You are devoting an entire chapter in your book to jajdude’s comments right?
I used to really love strawberry ice-cream but not now, I can’t believe I’ve been eating poo for years (maybe it was strawberry ice-cream in THAT video).
#9, #3, #2 and #1 have me in awe. I knew there was a reason I like organic foods better. I just really cant believe #9 though, I worked in a meat packing plant for a summer job and the whole time I worked there I never heard of such a thing. I mean when you think about it if some one eats a product thats “ready to eat” then they are ingesting a virus that kills bacteria. But this is where it gets me, there are bacterias in the human body that work for the body. So, my question is, does this virus kill the good bacteria also? I mean, pretty much all viruses can withstand all kinds of enviroments except for extreme temperature incineration. So the body cant destroy it right? Also, when you think about it. Bacteria and viruses evolve, adapt and mutate all the time. All it would take is for some one to ingest this virus and subject it to the right enviroment/chemicals and the next thing you know the world as you know it is being over taken by a apocalyptic virus; And all because an average Joe, who works at the nuclear plant, wanted to eat a cold spam sandwich and not wear the proper gear after he came off his lunch break.

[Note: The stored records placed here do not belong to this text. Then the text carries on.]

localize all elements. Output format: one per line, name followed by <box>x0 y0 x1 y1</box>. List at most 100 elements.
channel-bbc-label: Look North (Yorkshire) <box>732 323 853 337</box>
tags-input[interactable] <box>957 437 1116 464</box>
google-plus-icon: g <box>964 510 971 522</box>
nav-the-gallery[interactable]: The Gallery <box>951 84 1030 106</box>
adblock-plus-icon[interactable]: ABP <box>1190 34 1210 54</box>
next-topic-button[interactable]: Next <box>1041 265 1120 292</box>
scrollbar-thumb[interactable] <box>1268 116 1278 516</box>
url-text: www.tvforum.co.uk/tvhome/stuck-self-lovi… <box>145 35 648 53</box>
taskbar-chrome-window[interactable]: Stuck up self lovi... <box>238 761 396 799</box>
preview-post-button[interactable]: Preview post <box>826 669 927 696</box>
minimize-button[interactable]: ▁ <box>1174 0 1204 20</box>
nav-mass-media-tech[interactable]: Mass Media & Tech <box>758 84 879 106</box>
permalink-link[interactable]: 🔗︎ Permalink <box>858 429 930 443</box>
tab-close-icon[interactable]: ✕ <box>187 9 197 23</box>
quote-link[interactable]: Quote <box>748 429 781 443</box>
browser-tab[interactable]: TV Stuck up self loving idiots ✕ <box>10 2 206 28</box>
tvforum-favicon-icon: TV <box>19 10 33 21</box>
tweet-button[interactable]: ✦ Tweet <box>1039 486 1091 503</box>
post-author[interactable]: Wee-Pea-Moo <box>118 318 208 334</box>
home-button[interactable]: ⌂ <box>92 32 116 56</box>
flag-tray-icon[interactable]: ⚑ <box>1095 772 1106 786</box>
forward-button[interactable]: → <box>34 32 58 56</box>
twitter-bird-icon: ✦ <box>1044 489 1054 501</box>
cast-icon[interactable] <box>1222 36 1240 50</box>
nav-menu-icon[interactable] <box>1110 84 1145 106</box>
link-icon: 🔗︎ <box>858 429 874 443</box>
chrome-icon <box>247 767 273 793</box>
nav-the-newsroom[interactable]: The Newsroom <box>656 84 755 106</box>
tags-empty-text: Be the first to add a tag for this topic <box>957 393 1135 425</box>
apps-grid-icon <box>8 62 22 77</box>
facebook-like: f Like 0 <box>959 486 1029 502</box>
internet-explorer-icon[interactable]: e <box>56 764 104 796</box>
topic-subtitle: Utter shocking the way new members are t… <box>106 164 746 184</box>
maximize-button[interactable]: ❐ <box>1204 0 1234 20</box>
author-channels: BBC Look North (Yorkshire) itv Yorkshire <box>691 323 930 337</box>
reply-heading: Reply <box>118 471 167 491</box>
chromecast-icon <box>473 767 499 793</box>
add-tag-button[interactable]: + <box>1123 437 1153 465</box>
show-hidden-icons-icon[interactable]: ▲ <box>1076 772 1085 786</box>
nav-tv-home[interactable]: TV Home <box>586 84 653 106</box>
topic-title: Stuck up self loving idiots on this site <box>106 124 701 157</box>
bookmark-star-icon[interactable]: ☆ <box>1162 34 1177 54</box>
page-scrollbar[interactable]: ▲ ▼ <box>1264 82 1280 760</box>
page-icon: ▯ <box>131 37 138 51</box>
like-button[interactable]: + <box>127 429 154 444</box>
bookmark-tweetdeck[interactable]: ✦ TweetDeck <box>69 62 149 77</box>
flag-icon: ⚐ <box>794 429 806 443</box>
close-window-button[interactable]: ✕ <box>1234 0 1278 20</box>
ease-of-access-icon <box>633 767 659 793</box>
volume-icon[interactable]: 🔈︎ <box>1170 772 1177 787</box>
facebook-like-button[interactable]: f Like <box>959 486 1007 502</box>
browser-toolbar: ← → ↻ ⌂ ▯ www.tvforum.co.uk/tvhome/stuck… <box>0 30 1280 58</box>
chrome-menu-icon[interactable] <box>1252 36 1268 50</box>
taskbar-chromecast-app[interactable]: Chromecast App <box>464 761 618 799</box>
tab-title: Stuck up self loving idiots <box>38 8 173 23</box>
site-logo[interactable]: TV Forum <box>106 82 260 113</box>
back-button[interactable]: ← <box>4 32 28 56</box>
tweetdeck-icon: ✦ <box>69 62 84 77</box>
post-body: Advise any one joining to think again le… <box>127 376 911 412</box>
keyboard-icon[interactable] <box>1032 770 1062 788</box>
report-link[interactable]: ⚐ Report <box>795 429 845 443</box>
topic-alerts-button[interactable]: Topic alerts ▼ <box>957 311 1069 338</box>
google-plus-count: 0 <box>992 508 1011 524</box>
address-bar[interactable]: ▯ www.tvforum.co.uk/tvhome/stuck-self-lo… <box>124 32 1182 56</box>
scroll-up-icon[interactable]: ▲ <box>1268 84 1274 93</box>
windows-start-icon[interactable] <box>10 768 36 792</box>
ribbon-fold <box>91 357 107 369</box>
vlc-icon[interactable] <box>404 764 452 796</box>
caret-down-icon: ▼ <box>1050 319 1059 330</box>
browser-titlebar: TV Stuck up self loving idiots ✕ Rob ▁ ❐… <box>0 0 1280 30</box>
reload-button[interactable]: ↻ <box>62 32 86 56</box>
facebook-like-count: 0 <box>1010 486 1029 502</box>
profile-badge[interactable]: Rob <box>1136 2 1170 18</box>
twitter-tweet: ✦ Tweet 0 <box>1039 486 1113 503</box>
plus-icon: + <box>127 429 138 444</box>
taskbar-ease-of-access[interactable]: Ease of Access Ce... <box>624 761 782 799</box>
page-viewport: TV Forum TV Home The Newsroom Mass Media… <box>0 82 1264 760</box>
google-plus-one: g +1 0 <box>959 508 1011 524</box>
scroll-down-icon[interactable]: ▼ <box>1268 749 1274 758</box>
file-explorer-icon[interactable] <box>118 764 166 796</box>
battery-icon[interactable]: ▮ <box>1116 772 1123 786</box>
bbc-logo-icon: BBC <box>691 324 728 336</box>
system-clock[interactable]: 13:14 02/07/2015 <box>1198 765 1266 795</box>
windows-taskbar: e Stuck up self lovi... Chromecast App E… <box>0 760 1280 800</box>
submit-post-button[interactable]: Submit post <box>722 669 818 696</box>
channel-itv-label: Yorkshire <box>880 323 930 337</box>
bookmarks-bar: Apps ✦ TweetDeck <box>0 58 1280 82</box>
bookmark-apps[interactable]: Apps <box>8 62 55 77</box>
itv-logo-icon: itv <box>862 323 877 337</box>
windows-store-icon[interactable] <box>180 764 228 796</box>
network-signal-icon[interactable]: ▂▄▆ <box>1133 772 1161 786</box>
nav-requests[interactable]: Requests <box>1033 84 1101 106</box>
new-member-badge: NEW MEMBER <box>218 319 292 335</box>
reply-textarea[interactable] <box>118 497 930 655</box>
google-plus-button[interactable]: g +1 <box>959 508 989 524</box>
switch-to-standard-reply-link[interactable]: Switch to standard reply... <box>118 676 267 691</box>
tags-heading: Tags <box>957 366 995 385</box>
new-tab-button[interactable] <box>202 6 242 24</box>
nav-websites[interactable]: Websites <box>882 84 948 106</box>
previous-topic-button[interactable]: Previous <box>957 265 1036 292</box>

God, I need to stop watchin so many damn zombie movies and go eat some Strawberry ass cream…… Damnit.
“It makes the food taste better.” So does MSG, I find it to be an acceptable substitute for beaver ass, in a pinch ::::::Gag:::::::
But anyways, I dont know which I like more, the list or the comments. This sort of sucks for me cause Raspberries and Strawberries are my two favorite flavors/berries. But I think I’ll continue to eat them, processed or fresh. I have yet to try the strawberry and black pepper thing from one of the previous list. Great list, THANKS JFRATER!!!